越来越多的证据表明,嘌呤能神经传递功能障碍在心境障碍中起作用。已证明腺苷激动剂具有类似于多巴胺拮抗剂的特性;在腹侧纹状体中,存在着一种特征明确的腺苷和多巴胺受体相互作用,并且已经证明增加腺苷能传递可以降低多巴胺激动剂与多巴胺受体的亲和力。别嘌呤醇增加大脑中的腺苷水平,因此被假设可以减轻躁狂的症状。两项随机、安慰剂对照试验向躁狂患者添加辅助性别嘌呤醇治疗,结果显示药物治疗组在 Young Mania Rating Scale (YMRS) 评分上的改善明显优于安慰剂组,而最近一项相对较小的附加研究则显示出阴性结果。基于这些数据,我们的目的是研究别嘌呤醇作为双相情感障碍急性躁狂患者的心境稳定剂和/或抗精神病药物的附加治疗的疗效。
我们对 180 名处于急性躁狂发作的双相情感障碍患者进行了一项大型、有力、多中心、为期 6 周的随机、安慰剂对照试验,评估别嘌呤醇添加到心境稳定剂和/或抗精神病药物中的效果。

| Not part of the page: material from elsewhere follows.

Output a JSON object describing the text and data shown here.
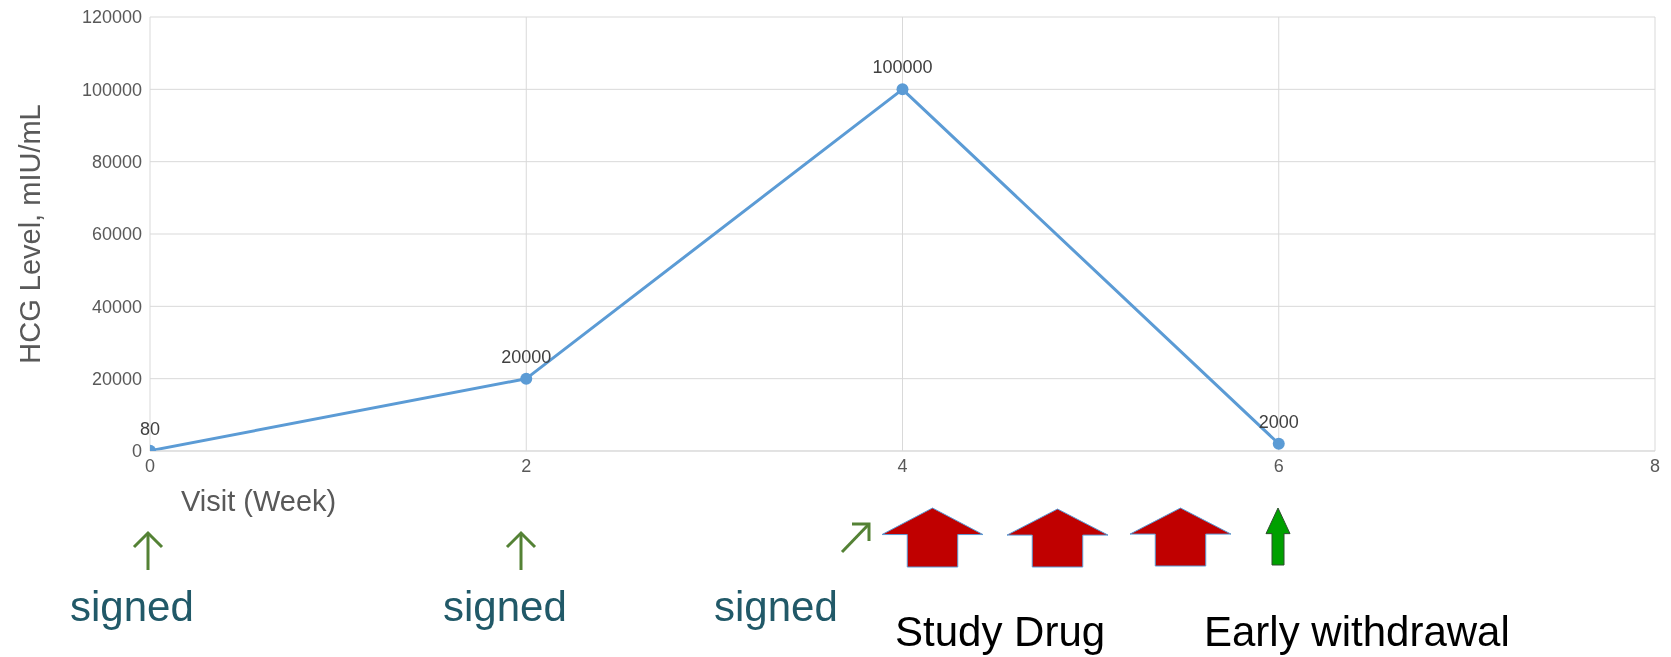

两组患者在 YMRS 上均有改善(安慰剂组的效应量为 1.5,别嘌呤醇组为 1.6),两组患者的 YMRS 评分无差异(t = 0.28,p = 0.78)。两组患者对治疗的反应率(定义为 YMRS 评分至少改善 50%)无差异(p = 0.92),或退出率(p = 0.84)无差异。
我们的患者均未接受锂治疗。然而,锂的副作用及其狭窄的治疗指数使得锂的使用不那么常见,因此我们的研究结果反映了当前常见的临床实践。在本研究中,我们使用了多种抗精神病药物和/或心境稳定剂治疗,并在此基础上添加了别嘌呤醇;人们可能会假设,添加别嘌呤醇与不同的抗精神病药物或心境稳定剂联合使用会有不同的效果。
这项大型、有力的研究结果不支持添加别嘌呤醇作为急性躁狂的治疗方法。本研究并未测试别嘌呤醇作为单一疗法的疗效。